Deux souvenirs m’ont particulièrement marquée. En 2022, je suis allée chanter en Serbie, accompagnée de mon grand-père. Il a quitté ce pays en 1955 par désaccord politique. Il était déserteur donc, pendant des années, il a été privé de papiers d’identité, mais surtout il ne pouvait pas retourner chez lui, parce qu’il y risquait la prison. Il a quitté sa famille, ses amis, sa culture, sa langue, sans pouvoir le confier à personne au risque d’être dénoncé. Il s’est exilé en France, a fini par obtenir la nationalité. Et puis, à l’âge de 89 ans, sa petite-fille le ramène au pays – un pays qui, bien sûr, a complètement changé – et elle chante en français devant lui et devant son peuple. C’est un des moments les plus forts que j’ai vécus. On a chanté ensemble « Tamo Daleko », un chant qu’entonnaient les Yougoslaves quand ils ont été envahis par les Turcs. Ce n’est pas un chant politique, c’est un chant d’union. La scène était en extérieur, au jardin botanique de Belgrade, et soudain tout le monde a repris avec nous dans une communion d’une puissance folle. Un jour, je lui ai demandé : « Tu te sens serbe ou français ? » Et il m’a répondu : « La Serbie, c’est ma mère, et la France, c’est mon épouse. Est-ce que, quand on épouse quelqu’un, on quitte sa mère pour autant ? » C’était exactement cela : un mariage, une union très forte de deux langues, de deux peuples, qui vivent en lui et qui vivent en moi par le simple fait que je suis sa petite fille… Et nous avons célébré la noce ensemble.

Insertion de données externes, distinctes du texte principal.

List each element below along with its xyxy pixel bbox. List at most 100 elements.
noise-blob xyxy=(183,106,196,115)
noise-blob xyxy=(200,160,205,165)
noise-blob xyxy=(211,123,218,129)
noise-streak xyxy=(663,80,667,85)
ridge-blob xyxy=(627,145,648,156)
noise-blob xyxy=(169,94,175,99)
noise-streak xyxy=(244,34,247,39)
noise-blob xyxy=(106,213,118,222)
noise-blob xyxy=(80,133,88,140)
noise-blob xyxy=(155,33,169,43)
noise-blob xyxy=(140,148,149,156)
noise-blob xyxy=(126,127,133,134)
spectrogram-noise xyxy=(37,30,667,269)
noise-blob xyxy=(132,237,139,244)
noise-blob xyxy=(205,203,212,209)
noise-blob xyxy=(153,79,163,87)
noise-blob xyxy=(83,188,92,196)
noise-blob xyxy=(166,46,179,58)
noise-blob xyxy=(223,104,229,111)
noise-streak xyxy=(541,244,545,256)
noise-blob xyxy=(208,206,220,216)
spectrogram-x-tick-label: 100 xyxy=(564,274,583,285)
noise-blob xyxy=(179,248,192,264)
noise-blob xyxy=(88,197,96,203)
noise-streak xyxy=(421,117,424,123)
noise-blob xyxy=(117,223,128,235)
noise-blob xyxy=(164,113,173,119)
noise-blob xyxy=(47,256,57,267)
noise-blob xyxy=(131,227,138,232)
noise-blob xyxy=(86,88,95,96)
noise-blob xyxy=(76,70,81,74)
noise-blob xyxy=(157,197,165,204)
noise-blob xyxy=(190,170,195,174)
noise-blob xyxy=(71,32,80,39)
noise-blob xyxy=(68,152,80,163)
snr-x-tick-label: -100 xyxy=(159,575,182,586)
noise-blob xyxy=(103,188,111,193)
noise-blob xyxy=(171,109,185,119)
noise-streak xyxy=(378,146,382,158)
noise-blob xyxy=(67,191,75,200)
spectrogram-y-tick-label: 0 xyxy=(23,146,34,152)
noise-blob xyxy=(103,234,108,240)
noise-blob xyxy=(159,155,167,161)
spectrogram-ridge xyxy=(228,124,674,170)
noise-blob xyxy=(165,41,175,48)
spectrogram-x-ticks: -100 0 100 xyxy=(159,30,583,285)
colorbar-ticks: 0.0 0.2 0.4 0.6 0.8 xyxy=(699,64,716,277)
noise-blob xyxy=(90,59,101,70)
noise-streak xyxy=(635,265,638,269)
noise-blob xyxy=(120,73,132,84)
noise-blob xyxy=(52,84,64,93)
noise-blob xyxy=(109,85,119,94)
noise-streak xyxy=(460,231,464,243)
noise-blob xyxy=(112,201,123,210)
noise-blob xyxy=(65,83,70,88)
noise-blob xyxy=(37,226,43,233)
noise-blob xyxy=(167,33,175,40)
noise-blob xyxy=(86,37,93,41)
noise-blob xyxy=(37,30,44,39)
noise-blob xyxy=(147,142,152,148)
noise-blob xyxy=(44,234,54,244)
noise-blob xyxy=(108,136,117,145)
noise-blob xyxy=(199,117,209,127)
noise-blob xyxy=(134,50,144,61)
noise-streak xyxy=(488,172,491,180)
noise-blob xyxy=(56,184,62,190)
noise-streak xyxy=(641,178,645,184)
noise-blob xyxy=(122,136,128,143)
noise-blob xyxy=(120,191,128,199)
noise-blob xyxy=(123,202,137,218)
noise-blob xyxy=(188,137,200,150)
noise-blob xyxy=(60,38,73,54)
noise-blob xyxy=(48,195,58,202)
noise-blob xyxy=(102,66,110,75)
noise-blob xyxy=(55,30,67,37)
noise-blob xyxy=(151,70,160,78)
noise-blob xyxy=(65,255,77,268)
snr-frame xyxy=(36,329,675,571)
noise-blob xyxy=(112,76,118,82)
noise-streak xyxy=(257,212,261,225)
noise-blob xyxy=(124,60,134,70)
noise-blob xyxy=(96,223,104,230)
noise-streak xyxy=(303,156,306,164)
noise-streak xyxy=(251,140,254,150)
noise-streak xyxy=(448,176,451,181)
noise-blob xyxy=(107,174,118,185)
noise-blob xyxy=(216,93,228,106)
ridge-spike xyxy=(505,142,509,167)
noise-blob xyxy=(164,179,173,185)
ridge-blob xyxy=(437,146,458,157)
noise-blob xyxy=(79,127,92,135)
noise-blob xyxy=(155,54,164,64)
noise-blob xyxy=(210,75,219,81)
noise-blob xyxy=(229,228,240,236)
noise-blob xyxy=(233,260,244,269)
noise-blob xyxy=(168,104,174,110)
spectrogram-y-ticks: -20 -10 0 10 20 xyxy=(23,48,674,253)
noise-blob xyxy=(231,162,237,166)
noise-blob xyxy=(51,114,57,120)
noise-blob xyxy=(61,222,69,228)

« c'est aussi pour cela que je fais ce métier : pour des luttes que je crois justes »

Mon deuxième souvenir se passe en Pologne. J’ai écrit une chanson qui s’appelle « Chair » et qui parle d’avortement. C’est un sujet très important et présent en moi, parce que cela m’est arrivé plusieurs fois. Cette chanson est un témoignage, elle raconte un ressenti mais n’impose pas une façon de penser. Je me souviens que dans l’avion, un de mes musiciens m’a alertée : « Tu as vu ce qui se passe en Pologne ? » Une vidéo tournait qui montrait que les femmes se rendant à leur premier rendez-vous de grossesse étaient recensées par les médecins afin d’éviter qu’elles se fassent avorter, les privant d’exercer ce droit dans des conditions médicalement décentes. Je chantais le lendemain devant plus de deux mille Polonais et il était absolument hors de question que je retire « Chair » de mon tour de chant. Quand est arrivé le moment de chanter, je me souviens que mes jambes ont commencé à trembler. J’étais terrorisée. Je me suis alors rappelé que, profondément, c’était aussi pour cela que je faisais ce métier : pour des luttes que je crois justes. J’ai introduit le morceau en disant que je savais la chance que j’avais d’être une femme en France et qu’il ne fallait jamais que l’on baisse les bras. Toutes les femmes se sont mises à hurler, je n’avais jamais entendu une chose pareille, cela m’a transpercé le corps tant c’était fort. Mes chansons portent des messages parfois durs à recevoir, mais j’ai cette chance de vivre cette communion de tendresse, de partage, de mémoire en commun avec énormément de femmes. Je refuse l’idée d’être une figure ou un modèle. Je suis en construction permanente et je ne suis pas à l’abri de penser dans dix ans que j’avais tort sur tel ou tel point – et tant mieux, c’est ainsi que l’on se construit.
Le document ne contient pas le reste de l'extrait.